Ashley Judd Asks Ninth Circuit to Revive Harassment Claim Against Weinstein

This combination photo shows Ashley Judd during the 2017 Television Critics Association Summer Press Tour in Beverly Hills, Calif., left, and Harvey Weinstein at The Weinstein Company and Netflix Golden Globes afterparty in Beverly Hills, Calif. (Photo by Chris Pizzello/Invision/AP)

(CN) — There was an era in Hollywood when movie producer Harvey Weinstein was “a gatekeeper” who commanded immense influence over careers, actor Ashley Judd’s attorney told a Ninth Circuit panel during a remote court hearing Friday.

Judd claimed in a lawsuit filed in 2018 her career was hurt after she refused Weinstein’s sexual advances during a business meeting in a hotel room two decades ago. A federal judge threw out the sexual harassment claim from her suit in 2019 but allowed the defamation claim to move forward.

On appeal Friday, Judd’s attorney Theodore Boutrous, Jr. told a Ninth Circuit panel that Weinstein retaliated against her. The actor did not learn until years later that Weinstein told director Peter Jackson that she was “a nightmare” to work with. Jackson was casting “Lord of the Rings” at the time and Judd claimed Weinstein’s comments cost her a role.

She said years after the hotel encounter Weinstein continued to retaliate against her.

Last year, U.S. District Judge Philip S. Gutierrez ruled the sexual harassment claim in Judd’s complaint did not mesh with state law. The California Legislature amended the state’s sexual harassment statute to include specific jobs titles and to qualify professional relationships between directors and producers who can be held accountable.

This past March, Weinstein was sentenced to 23 years in prison in the Southern District of New York for two forced sex acts perpetrated against women in the entertainment industry. Now a convicted sex offender, Weinstein, 68, has come to epitomize the #MeToo movement and the powerful men who have been held accountable for their actions.

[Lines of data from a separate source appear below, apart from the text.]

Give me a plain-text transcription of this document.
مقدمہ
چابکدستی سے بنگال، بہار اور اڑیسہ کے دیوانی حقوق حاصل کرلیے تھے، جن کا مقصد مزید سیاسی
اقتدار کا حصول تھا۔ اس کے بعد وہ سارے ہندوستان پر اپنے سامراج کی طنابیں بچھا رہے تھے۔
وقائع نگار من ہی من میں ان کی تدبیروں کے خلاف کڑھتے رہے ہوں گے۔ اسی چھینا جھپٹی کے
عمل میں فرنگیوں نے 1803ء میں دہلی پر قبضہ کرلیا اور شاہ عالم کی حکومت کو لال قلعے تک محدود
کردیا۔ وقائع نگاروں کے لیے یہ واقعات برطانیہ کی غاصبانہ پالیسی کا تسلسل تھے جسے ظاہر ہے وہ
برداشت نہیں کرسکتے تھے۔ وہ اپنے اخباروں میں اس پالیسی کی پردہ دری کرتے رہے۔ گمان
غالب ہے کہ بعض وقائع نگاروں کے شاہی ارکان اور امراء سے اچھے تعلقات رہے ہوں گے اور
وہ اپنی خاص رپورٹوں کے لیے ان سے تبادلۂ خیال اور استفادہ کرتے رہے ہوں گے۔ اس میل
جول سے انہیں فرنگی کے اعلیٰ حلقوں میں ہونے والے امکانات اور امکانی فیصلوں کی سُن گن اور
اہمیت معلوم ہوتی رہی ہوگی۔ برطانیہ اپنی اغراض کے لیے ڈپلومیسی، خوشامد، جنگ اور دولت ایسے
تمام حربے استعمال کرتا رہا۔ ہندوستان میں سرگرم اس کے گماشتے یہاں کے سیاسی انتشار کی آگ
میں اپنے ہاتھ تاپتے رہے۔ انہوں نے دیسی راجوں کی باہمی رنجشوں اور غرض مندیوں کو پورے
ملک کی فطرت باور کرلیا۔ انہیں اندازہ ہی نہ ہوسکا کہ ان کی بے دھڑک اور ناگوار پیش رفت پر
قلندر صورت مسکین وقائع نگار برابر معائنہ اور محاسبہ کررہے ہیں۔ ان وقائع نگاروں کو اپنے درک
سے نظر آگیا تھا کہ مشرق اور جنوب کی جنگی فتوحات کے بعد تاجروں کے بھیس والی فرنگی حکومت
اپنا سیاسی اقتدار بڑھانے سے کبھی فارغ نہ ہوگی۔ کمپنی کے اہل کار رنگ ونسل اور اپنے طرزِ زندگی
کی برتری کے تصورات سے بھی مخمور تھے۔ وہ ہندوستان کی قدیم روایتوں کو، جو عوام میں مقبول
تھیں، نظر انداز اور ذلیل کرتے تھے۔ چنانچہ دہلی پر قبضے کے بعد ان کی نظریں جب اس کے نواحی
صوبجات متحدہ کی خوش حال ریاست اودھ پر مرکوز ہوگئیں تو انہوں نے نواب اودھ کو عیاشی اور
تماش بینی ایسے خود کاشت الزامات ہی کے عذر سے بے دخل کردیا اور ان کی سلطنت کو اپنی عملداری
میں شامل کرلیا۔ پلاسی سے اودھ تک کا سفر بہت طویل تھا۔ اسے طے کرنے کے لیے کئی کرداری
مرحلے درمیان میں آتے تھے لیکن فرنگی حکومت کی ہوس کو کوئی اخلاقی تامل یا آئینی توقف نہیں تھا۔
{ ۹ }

Judd says Weinstein’s professional relationship with her as an actress meant he had tremendous power over her career.

During Friday’s hearing, U.S. Circuit Judge Morgan Christen offered the hypothetical of a person looking for an apartment and working with a real estate agent. Christen, an Obama appointee, said the person would be free to walk away from the interaction but it would be difficult if they had put down a deposit.

“It seems to me that relationship could morph depending on facts and circumstances,” said Christen.

Boutrous said Judd couldn’t just sever her ties with Weinstein.

“He was the gateway toward professional success for an actor,” Boutrous said, noting the case is fact-dependent because the two had a longstanding business relationship.

“This was her seeking to advance her career as an independent businesswoman. She spurned his advances and he retaliated,” said Boutrous during the video hearing.

Weinstein argues California law does not apply to Judd, because the amendment applying to directors and producers was not retroactive. But Boutrous said the amendment only meant to clarify the statute.

“If this isn’t covered by a statute that broadly speaks of professional and business relationships in one of the biggest industries in California, with a history of abuse by people in power with respect to young actors, taking advantage of people in a sexual way, then it would make no sense,” said Boutrous.

Christen asked Weinstein’s attorney Phyllis Kupferstein why the court should not construe the original sexual harassment statute to include all professional relationships in which one person can coerce another.

Kupferstein said if the statute is interpreted through the element of coercion, then all business relationships must be examined for the potential for coercion.

“The statute has to put you on notice if you’re in a covered relationship,” Kupferstein said. “What professional service was he providing?”

Senior U.S. District Judge Sidney H. Stein, a Clinton appointee sitting by designation from the Southern District of New York, said personal relationships are extremely important for an actor.

“I don’t think there was any question that he was a major player in the industry at the time,” said Stein. “I would think it be reasonable for her to think and for her to be on notice that this man held substantial sway over her career. Am I wrong there?”

Kupferstein said, “That would be true then of any director, producer, other influential actor, investor, any one of those other persons could potentially have sway or maybe even a lot of sway over her career.”

Stein pushed back. “It’s not even potential. He had sway as perceived by her and as perceived by him I take it as well,” the judge said.

Kupferstein said Weinstein and Judd may have worked on a movie project before the encounter at the hotel room, but that relationship ends after the movie they made was released. The attorney noted Judd says in her complaint they did not interact again until their hotel meeting.

Judge Christen then asked about Weinstein’s comments to Jackson.

“Not that she’s a bad person or an unreasonable person but specifically called upon a prior working relationship to unrecommend her for this very important role,” said Christen.

That doesn’t transform into an existing relationship, Kupferstein said.

The panel did not indicate when or how it would rule.

U.S. Circuit Judge Mary Murguia, an Obama appointee, rounded out the panel.